The LoLN can be applied to continuous random data as well. Let’s generate some data from an exponential distribution and see how it compares to the exponential density function:
In [143]: import seaborn as sns
In [144]: exp_dens=lambda lam=3,x=1:lam*np.exp(-lam*x)
In [145]: x=np.random.exponential(1/3,100)
In [146]: w=np.linspace(0,7,3000)
In [147]: y=exp_dens(lam=3,x=w)
In [148]: sns.distplot(x,kde=False,norm_hist=True)
Out[148]: <matplotlib.axes._subplots.AxesSubplot at 0x12f6d7d68>
In [149]: plt.plot(w, y)
Out[149]: [<matplotlib.lines.Line2D at 0x12f6a8e80>]
In [150]: plt.show()
In [151]: x=np.random.exponential(1/3,300)
In [152]: sns.distplot(x,kde=False,norm_hist=True)

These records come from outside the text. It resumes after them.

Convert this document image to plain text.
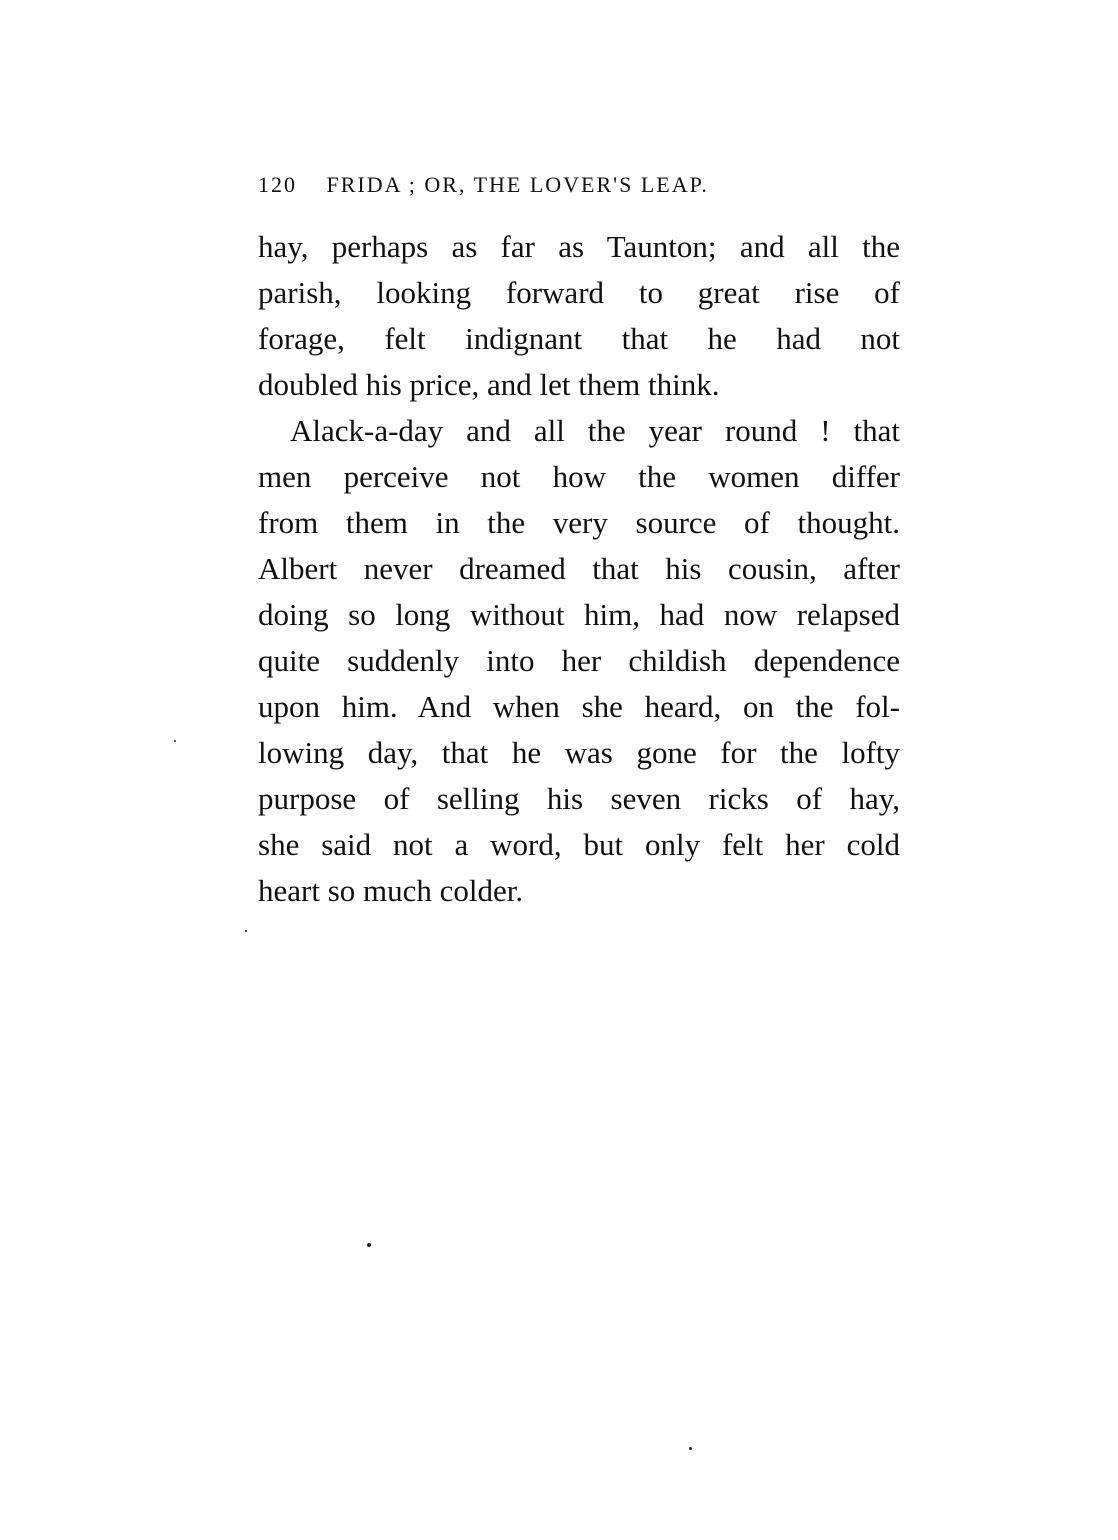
120 FRIDA ; OR, THE LOVER'S LEAP.
hay, perhaps as far as Taunton; and all the
parish, looking forward to great rise of
forage, felt indignant that he had not
doubled his price, and let them think.
Alack-a-day and all the year round ! that
men perceive not how the women differ
from them in the very source of thought.
Albert never dreamed that his cousin, after
doing so long without him, had now relapsed
quite suddenly into her childish dependence
upon him. And when she heard, on the fol-
lowing day, that he was gone for the lofty
purpose of selling his seven ricks of hay,
she said not a word, but only felt her cold
heart so much colder.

Out[152]: <matplotlib.axes._subplots.AxesSubplot at 0x13089d048>
In [153]: plt.plot(w, y)
Out[153]: [<matplotlib.lines.Line2D at 0x12d24d550>]
In [154]: plt.show()
In [155]: x=np.random.exponential(1/3,1000)
In [156]: sns.distplot(x,kde=False,norm_hist=True)
Out[156]: <matplotlib.axes._subplots.AxesSubplot at 0x13245c1d0>
In [157]: plt.plot(w, y)
Out[157]: [<matplotlib.lines.Line2D at 0x131a82da0>]
In [158]: plt.show()
In [159]: x=np.random.exponential(1/3,3000)
In [160]: sns.distplot(x,kde=False,norm_hist=True)
Out[160]: <matplotlib.axes._subplots.AxesSubplot at 0x132cc6198>
In [161]: plt.plot(w, y)
Out[161]: [<matplotlib.lines.Line2D at 0x131a8e4e0>]
In [162]: plt.show()
In [163]: x=np.random.exponential(1/3,10000)
In [164]: sns.distplot(x,kde=False,norm_hist=True)
Out[164]: <matplotlib.axes._subplots.AxesSubplot at 0x133f50630>
In [165]: plt.plot(w, y)
Out[165]: [<matplotlib.lines.Line2D at 0x134798cf8>]
In [166]: plt.show()
Again, the LoLN dictates that the mass histograms will converge to the density function.